Et il y a plein d’autres bonnes nouvelles. Certes, il est
difficile d’entendre parler de bonne nouvelle quand on est malade, quand on est
inquiet pour soi ou pour ses proches, quand certains de nos parents ou amis
sont déjà partis. Mais nous voyons aussi émerger une richesse incroyable dans
les élans spontanés de solidarité locale. L’imagination et la créativité
collectives apportent chaque jour des solutions originales pour réorganiser la
vie, pour se distraire ensemble, pour communiquer avec ses voisins. Et pendant
que nous sommes confinés, la nature se régénère, les animaux reviennent dans
les villes et les villages, la pollution de l’air diminue.

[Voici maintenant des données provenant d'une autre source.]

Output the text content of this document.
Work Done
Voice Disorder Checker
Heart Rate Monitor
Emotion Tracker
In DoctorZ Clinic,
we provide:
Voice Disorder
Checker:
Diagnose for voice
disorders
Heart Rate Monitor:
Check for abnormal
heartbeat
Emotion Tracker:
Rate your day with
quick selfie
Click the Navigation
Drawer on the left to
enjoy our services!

Alors faut-il être optimiste pour l’avenir ? Il est certes
un peu tôt pour le dire et nous allons encore traverser de dures épreuves
demain et dans les prochaines semaines. Mais nous pouvons déjà penser au monde
que nous souhaitons pour après-demain, lorsqu’un traitement aura été trouvé,
lorsqu’un vaccin aura été mis au point, lorsque la vie, notre vie pourra ou
pourrait redevenir comme avant. Saurons-nous retenir ce que nous avons appris
avant d’affronter la prochaine crise qui s’annonce, la crise écologique ?
Ces quelques jours de confinement et d’activité réduite sont
peut-être une occasion inespérée de nous poser cette question. Quand le
confinement sera terminé, allons-nous sauter dans le premier avion pour aller
arroser ça aux Maldives ou allons-nous organiser une grande fête de quartier
avec nos amis et voisins, ces voisins que nous connaissions à peine et que nous
étions heureux de retrouver chaque soir pour applaudir sur le balcon ?
Allons-nous nous ruer dans les supermarchés pour remplir nos caddies de
nourriture industrielle, de viande aux hormones, de fruits importés par avion,
ou continuerons-nous d’aller à pied chercher nos légumes chez le maraîcher dont
nous avons découvert l’existence à 3 pas de chez nous ? Et plus globalement,
approuverons-nous le vaste plan de relance déjà en préparation pour soutenir
l’industrie automobile et le transport aérien ? Approuverons-nous des
politiques de destruction du service public, et en particulier de l’hôpital ?
Approuverons-nous la privatisation des retraites au profit des compagnies
d’assurance qui voudraient bien profiter de leur part du gâteau ?
Et si cette crise sanitaire n’était que la dernière alerte
avant la grande crise qui s’annonce ? Si nous savons en tirer les
enseignements, nous découvrirons peut-être que nous sommes beaucoup plus
adaptables que nous le croyions, nous apprendrons peut-être que le nouveau
monde plus sobre, plus sage est aussi plus humain, plus beau, plus serein et
que nous pouvons aborder dès maintenant cette transition sans angoisse, sans
peur, avec optimisme et enthousiasme.